Three steps to prevent remote worker bias:
First, bridge the communication divide. In the remote workplace, it’s impossible to over-communicate. A well-defined communication strategy that leans on a wide range of digital tools keeps everyone on the same page and maintains an all-important sense of community. Ryan Kelly, VP of Marketing for Flock, says, “Open and frequent communication helps us avoid behaviors associated with remote worker bias.”
Second, base performance evaluations on clear standards of business priorities and needs, not simply the volume of output or implicit perceptions. Automatic, the fully remote company behind WordPress, tells its employees: “We care about the work you produce, not just the hours you put in.”
Third, do all you can to make online meetings inclusive. Jon Reed of Diginomica offers some practical tips: set a clear agenda, resolve any audio issues at the start, and take clear notes to share as a follow-up. Rebecca Corliss, writing for Fast Company, urges being proactive to include everyone in a virtual meeting. “Don’t get 90% of the way through a meeting in a riveting discussion only to give Jennifer in Omaha her special five minutes in the end.”
The Hidden Bias
Whatever label you give remote worker bias—unconscious, cultural, cognitive, proximity—the net effect is to lose out on the full contribution from all workers. Prevent this often hidden bias with persistent communication, measurable performance standards, and inclusive interactions.
Quick Tips on Remote Engagement and Productivity
Looking for ways to keep your remote team motivated? Try these:
- Keep mentorship programs going strong. If you don’t have one, now is an ideal time to start.
- If you are a mentor, look for opportunities to copy mentees on significant emails and to include them in crucial video conferences.
- Double-down on training opportunities. Workers are hungry to update skills, both technical and soft. Some learning programs actually work better in a digital format than in-person.
- Invite your team to look for new ways to solve old problems. Unpredictable times can be opportunities to brainstorm and experiment. Use a virtual suggestion box to gather ideas.
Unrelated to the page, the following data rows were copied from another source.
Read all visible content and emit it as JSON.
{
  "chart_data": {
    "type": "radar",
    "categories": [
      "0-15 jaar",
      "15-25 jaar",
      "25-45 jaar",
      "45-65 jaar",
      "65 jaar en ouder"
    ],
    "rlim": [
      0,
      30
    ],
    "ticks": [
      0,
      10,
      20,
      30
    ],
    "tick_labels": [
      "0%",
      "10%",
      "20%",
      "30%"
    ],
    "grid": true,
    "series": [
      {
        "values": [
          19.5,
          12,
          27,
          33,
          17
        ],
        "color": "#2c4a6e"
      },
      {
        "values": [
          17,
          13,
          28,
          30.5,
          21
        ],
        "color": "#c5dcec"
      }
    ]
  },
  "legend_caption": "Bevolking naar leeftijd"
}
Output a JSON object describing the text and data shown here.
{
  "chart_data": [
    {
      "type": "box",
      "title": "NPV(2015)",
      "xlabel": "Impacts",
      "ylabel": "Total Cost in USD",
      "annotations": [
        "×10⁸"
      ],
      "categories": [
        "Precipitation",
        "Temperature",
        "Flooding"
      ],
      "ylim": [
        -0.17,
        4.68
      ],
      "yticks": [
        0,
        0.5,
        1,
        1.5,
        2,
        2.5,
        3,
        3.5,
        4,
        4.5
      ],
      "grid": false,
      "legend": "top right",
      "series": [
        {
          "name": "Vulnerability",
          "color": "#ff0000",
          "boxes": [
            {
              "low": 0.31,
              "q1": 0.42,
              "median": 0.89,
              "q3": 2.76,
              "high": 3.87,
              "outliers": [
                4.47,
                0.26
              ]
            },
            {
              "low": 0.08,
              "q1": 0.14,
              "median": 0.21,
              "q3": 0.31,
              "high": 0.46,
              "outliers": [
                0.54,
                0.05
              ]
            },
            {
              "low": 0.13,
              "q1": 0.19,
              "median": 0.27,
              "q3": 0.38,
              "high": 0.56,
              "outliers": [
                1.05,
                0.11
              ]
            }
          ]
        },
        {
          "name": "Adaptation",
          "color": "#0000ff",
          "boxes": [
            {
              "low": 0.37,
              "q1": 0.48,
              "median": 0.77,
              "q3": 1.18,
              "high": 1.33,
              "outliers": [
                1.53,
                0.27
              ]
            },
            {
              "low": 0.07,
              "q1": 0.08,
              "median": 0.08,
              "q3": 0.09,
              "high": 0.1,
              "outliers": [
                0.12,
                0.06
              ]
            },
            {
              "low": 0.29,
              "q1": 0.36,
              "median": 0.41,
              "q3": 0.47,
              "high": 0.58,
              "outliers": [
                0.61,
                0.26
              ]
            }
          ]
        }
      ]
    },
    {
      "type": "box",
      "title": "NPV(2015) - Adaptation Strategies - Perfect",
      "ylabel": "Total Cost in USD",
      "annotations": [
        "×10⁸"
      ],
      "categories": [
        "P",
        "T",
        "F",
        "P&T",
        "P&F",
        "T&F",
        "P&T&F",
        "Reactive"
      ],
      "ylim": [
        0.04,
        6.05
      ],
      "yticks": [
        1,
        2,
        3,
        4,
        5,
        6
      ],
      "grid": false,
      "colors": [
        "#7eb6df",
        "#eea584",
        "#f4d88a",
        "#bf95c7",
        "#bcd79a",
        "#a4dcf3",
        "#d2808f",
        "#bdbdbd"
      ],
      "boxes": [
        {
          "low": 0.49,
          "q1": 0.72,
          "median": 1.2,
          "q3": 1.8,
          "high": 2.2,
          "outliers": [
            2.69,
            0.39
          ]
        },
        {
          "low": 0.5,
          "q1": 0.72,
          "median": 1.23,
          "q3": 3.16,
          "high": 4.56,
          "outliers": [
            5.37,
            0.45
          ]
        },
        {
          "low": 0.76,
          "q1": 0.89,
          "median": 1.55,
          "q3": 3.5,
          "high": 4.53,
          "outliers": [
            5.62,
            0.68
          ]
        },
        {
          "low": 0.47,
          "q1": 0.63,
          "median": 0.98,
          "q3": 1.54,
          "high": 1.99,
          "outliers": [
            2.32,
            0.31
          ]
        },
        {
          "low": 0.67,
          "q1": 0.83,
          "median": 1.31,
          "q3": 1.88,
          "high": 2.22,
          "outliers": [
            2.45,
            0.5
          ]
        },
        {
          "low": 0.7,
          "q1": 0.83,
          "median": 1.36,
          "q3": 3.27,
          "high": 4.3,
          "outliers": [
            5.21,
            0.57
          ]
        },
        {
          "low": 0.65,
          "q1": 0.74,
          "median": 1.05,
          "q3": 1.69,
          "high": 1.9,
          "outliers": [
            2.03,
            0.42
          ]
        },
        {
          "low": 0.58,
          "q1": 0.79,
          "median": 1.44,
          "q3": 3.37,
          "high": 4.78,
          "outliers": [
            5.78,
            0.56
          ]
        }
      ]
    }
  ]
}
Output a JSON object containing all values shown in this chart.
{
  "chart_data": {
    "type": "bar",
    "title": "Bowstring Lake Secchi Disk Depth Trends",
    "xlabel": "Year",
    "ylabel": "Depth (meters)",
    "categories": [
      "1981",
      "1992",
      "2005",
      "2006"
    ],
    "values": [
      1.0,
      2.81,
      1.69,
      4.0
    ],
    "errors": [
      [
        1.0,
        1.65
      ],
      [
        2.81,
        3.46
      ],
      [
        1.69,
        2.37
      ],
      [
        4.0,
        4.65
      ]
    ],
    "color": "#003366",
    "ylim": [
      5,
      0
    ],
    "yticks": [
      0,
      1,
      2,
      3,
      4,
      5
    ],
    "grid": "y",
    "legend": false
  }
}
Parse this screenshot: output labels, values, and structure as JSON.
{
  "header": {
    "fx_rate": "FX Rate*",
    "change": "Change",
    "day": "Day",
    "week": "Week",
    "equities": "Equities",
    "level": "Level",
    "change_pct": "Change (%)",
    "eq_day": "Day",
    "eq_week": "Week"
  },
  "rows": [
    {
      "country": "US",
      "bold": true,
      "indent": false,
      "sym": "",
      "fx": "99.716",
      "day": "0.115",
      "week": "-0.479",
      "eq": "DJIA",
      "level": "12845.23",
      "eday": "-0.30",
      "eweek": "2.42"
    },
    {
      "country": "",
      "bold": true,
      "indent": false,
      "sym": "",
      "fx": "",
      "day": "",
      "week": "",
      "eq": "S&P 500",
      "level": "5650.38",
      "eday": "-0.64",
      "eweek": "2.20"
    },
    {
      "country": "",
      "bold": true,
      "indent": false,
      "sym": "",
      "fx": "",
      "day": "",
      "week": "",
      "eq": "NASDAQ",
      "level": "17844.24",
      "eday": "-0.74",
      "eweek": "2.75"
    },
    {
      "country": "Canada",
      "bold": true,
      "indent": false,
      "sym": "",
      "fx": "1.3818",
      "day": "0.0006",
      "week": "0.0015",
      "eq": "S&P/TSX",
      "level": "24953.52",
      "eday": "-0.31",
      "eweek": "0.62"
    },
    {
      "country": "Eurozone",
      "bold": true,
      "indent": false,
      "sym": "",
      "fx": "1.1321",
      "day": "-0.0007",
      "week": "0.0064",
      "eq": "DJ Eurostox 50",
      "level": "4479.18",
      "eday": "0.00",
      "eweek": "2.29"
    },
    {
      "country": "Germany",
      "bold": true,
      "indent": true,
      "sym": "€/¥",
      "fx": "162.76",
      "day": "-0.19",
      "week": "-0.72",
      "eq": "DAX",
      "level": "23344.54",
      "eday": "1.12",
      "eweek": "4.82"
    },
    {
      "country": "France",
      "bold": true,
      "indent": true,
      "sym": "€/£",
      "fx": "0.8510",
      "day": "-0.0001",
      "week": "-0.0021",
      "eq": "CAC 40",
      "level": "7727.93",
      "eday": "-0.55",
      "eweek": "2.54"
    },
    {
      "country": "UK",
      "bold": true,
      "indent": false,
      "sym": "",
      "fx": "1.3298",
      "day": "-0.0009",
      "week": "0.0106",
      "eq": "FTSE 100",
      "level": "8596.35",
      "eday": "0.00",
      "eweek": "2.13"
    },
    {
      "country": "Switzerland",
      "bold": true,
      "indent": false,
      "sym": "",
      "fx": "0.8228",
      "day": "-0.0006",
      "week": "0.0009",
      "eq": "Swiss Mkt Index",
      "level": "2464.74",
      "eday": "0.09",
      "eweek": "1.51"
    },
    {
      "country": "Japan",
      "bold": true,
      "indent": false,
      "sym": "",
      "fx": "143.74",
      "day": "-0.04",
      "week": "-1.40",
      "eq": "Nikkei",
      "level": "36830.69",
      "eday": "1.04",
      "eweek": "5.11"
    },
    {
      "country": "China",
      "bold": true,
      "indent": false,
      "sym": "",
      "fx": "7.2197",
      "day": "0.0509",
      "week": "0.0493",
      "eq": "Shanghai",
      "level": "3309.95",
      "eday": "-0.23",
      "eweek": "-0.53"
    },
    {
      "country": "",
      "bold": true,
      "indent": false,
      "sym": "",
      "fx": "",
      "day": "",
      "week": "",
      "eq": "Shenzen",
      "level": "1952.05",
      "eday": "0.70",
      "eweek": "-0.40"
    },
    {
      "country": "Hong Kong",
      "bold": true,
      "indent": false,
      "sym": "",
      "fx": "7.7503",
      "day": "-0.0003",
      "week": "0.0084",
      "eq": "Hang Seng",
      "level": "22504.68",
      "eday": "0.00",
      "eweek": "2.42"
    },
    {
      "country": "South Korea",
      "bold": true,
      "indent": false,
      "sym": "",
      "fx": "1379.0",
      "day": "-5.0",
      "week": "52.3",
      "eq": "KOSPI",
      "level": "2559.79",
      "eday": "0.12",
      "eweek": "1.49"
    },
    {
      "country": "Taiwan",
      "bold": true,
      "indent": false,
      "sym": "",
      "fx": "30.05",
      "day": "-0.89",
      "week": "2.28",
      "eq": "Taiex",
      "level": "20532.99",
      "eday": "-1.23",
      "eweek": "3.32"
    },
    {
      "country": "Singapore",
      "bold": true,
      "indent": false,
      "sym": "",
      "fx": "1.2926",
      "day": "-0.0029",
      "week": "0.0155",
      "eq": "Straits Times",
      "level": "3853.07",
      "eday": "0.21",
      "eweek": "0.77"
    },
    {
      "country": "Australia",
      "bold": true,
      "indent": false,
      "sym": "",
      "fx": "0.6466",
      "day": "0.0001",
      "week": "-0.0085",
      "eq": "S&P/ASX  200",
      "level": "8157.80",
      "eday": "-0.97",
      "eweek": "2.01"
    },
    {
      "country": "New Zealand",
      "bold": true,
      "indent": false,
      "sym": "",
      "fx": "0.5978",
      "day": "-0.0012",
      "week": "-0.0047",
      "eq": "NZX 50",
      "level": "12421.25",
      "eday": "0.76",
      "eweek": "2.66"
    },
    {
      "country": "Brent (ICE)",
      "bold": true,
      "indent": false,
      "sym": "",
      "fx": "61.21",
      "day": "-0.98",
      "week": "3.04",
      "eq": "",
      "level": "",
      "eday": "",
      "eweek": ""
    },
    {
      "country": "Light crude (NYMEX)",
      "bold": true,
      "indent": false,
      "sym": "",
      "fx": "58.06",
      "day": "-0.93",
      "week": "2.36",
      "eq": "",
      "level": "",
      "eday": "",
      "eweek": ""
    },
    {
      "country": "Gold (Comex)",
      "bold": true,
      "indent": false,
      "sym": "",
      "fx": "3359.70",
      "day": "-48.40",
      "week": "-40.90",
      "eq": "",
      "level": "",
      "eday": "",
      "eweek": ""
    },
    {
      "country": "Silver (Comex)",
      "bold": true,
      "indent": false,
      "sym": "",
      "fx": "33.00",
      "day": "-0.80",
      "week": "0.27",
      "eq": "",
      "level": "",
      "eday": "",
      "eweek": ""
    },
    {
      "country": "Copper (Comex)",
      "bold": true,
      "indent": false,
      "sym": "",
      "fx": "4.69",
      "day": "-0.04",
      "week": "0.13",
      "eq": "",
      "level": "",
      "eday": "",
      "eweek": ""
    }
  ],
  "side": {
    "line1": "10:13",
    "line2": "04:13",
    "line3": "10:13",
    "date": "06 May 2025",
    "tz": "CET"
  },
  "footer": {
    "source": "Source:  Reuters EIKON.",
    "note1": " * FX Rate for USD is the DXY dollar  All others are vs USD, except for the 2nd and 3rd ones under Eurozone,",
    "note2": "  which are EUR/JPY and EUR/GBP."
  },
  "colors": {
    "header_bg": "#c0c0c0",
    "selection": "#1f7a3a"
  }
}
- Now we can unite to disrupt WFH bias [PR Week]
- The science behind a successful remote meeting [MIT Sloan Management Review]
- Done right, being remote can make work more inclusive [HR Dive]
- To increase D&I, “What Works?” [University of Massachusetts]
“Let’s invite one another in. Maybe then we can begin to fear less, to make fewer wrong assumptions, to let go of the biases and stereotypes that unnecessarily divide us.”